The genus Lathyrus, which contains the beautiful sweet pea of the garden, affords us several handsome wild species, but most of them are difficult of determination, and many of them are as yet much confused. This genus is quite closely related to Vicia, but, in general, the leaflets are broader, the flowers are larger, and the style is hairy down the inner side as well as at the tip.

Lathyrus vestitus is the common wild pea of the south. It is quite plentiful, and clambers over and under shrubs, hanging out its occasional clusters of rather large pale flowers.

L. Torreyi, Gray, found from Santa Clara County to Napa in dry woods, is a slender plant, having from one to three small white or pinkish flowers. It is remarkable for and easily distinguished by its very fragrant foliage.

WILD CUCUMBER. BIG-ROOT. CHILICOTHE.

Echinocystis fabacea, Naudin. Gourd Family.

Tendril-bearing vines, ten to thirty feet long. Root.—Enormous; woody. Leaves.—Palmately five- to seven-lobed; three to six inches broad. Flowers.—Yellowish white; monœcious. Calyx-tube.—Campanulate; teeth small or none. Corolla.—Five- to seven-lobed; three to six lines across. Staminate Flowers.—Five to twenty in racemes; their stamens two and a half, with short connate filaments and somewhat horizontal anthers. Pistillate Flowers.—Solitary; from the same axils as the racemes. Ovary.—Two- to four-celled. Fruit.—Two inches long; prickly. Syn.Megarrhiza Californica, Torr. Hab.—Near the coast, from San Diego to Point Reyes.
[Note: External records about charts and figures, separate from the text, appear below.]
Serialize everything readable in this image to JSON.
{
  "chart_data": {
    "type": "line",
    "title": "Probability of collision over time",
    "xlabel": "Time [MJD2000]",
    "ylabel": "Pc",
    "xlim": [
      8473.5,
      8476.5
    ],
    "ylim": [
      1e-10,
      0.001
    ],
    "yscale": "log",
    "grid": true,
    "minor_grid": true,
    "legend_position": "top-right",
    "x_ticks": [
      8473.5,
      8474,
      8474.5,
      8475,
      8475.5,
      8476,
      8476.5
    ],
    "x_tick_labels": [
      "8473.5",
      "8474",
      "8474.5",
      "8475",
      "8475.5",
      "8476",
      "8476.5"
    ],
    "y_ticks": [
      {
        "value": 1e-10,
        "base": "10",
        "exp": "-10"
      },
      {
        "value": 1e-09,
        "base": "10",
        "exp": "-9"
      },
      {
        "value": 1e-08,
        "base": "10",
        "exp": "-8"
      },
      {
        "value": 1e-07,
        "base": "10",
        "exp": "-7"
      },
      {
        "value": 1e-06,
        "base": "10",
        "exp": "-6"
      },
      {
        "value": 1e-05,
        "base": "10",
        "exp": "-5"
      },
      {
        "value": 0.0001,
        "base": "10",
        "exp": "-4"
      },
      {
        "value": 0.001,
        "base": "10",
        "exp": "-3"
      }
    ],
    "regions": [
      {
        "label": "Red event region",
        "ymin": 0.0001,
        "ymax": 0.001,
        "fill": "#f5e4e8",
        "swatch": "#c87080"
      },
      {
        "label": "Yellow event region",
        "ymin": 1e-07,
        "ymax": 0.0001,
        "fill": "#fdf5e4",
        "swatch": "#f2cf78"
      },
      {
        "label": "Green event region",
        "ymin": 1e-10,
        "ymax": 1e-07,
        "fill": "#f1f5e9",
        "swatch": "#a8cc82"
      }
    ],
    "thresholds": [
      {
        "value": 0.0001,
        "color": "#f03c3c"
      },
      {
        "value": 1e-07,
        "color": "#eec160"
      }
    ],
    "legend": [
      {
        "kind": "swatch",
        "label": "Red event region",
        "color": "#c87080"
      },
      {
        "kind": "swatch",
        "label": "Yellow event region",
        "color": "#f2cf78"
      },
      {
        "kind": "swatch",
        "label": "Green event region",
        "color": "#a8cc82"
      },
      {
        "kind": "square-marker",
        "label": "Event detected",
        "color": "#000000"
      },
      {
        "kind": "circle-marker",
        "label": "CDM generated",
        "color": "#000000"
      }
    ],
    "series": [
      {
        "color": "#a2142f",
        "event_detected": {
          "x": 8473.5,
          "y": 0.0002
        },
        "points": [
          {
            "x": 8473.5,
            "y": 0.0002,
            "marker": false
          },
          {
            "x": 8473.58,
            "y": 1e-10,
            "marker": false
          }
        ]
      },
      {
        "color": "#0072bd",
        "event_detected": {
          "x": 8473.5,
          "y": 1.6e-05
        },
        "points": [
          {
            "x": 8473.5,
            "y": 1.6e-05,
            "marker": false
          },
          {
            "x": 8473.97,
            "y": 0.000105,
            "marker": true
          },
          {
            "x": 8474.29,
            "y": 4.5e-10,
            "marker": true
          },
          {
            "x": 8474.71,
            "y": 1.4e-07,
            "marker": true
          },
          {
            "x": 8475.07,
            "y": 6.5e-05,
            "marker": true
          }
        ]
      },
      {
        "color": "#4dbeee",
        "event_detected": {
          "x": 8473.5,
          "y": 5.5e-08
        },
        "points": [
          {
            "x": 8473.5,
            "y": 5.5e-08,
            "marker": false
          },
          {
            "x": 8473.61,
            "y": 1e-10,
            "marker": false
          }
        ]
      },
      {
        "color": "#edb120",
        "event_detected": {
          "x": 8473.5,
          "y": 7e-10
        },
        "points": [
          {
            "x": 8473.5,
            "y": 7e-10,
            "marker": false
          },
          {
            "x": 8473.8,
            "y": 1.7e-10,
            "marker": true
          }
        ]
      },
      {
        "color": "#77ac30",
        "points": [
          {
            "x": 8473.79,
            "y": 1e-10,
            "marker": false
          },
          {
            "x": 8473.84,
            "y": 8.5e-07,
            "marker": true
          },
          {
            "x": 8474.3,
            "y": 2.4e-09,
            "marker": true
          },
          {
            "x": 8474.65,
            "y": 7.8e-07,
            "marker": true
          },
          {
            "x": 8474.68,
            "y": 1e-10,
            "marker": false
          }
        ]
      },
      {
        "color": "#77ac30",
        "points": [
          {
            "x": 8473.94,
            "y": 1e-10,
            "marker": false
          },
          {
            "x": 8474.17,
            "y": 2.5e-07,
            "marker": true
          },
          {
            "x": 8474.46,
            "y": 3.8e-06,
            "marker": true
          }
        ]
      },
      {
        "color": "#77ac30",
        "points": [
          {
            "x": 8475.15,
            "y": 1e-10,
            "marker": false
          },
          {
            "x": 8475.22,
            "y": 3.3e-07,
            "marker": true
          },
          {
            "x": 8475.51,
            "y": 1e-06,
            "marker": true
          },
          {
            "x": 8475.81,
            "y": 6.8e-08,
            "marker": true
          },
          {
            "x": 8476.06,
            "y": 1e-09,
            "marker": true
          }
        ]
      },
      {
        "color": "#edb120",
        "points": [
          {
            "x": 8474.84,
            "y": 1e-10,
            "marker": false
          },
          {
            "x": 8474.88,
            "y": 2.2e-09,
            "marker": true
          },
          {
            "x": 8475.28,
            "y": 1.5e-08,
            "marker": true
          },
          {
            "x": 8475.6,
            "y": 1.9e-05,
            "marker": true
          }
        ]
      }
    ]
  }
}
The wild cucumber is one of our most graceful native vines. It drapes many an unsightly stump, or clambers up into shrubs, embowering them with its pretty foliage. Seeing its rather delicate ivy-like habit above ground, one would never dream that it came from a root as large as a man's body, buried deep in the earth. From this root, it has received two of its common names, "big-root" and "man-in-the-ground." Sometimes this may be seen upon the ocean beach or rolling about in the breakers, where it has been liberated by the wearing away of the cliffs. It is intensely bitter.

The seeds have a very interesting method of germinating. The two large radical leaves remain underground, sending up the terminal shoot only. They are so tender and succulent that they would be eaten forthwith, if they showed themselves above the ground. An oil expressed from the roasted seeds has been used by the Indians to promote the growth of the hair.

Authorities have differed about the classification of these plants, and they have been variously called Megarrhiza, Micrampelis, and Echinocystis, the latter being latest approved. We have several species. One common in the South is E. macrocarpa, Greene. This has a large oval, prickly ball, four inches or so long. When mature, this opens at the top, splitting into several segments, which gradually roll downward, like the petals of a beautiful white lily, showing their pure-white inner surfaces and leaving exposed the four cells in the center, with lacelike walls, in which nestle the large, handsome dark seeds. These seeds are often beautifully mottled and colored, and in the early days served the Spanish-Californian children for marbles.